I thought I'd gotten plenty of garlic for next year, but I started to panic that we might run short. If you mess up on garlic in the fall, there's not so much you can do about it in the spring. If we had three 50 ft rows, cloves 6 inches apart, for 100 plants per row, that would only make 300 bulbs for next year. Divide by 12 shares and that's a maximum of 25 bulbs per share if everything comes up. Take away 40-50 bulbs to have seed for next year and it's only about 20 bulbs per share. I'd wanted to have much more. A couple of weeks later Helen came and put the last row in (Yea, Helen!) She says she thinks there are at least 6 rows, but I can only see where three are sending up sprouts (not counting the last one planted). Well, 400 plants is a little better.

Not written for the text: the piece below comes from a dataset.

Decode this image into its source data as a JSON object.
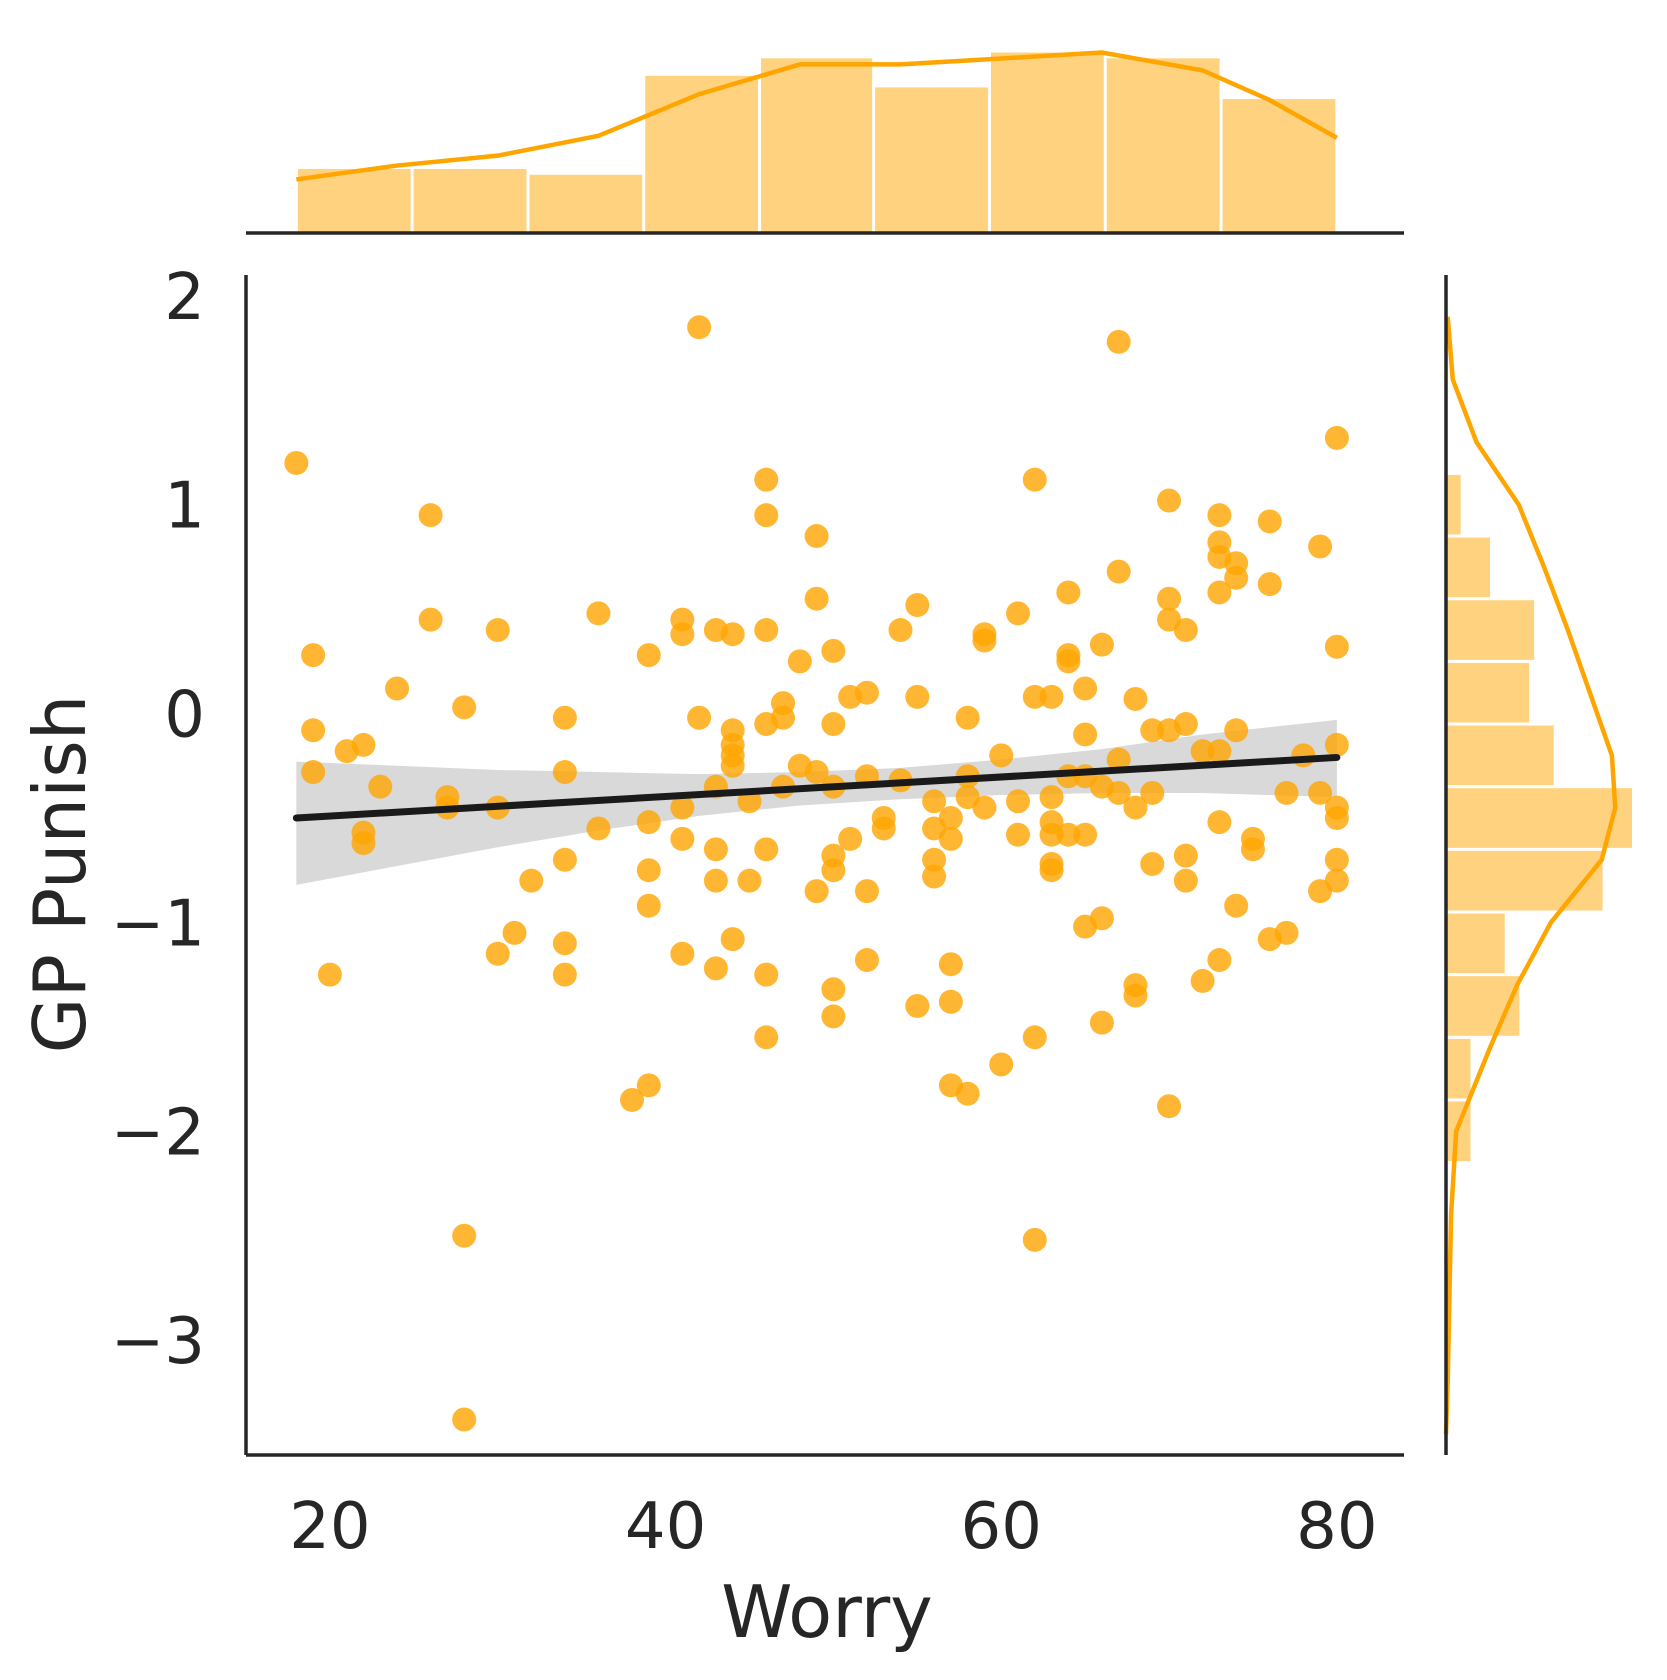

There's lots left to do in the garden. Matt, my nephew, is spreading composted cow manure (the good stuff) and will till it into the soil next week. The place to start for a good garden is always 'in the dirt'. Without strong soil the plants can't thrive. My garden has large grained soil, low in organic matter, poor at holding water. I never have to worry about too much rain because it flows right through, a benefit last spring when we had water up the wazoo. Most problems with vegetable production come back to a lack of nutrients. (I'm embarrassed to confess that I've never had a soil test done. Next task on my list: find the soil test box I bought in the spring and use it.)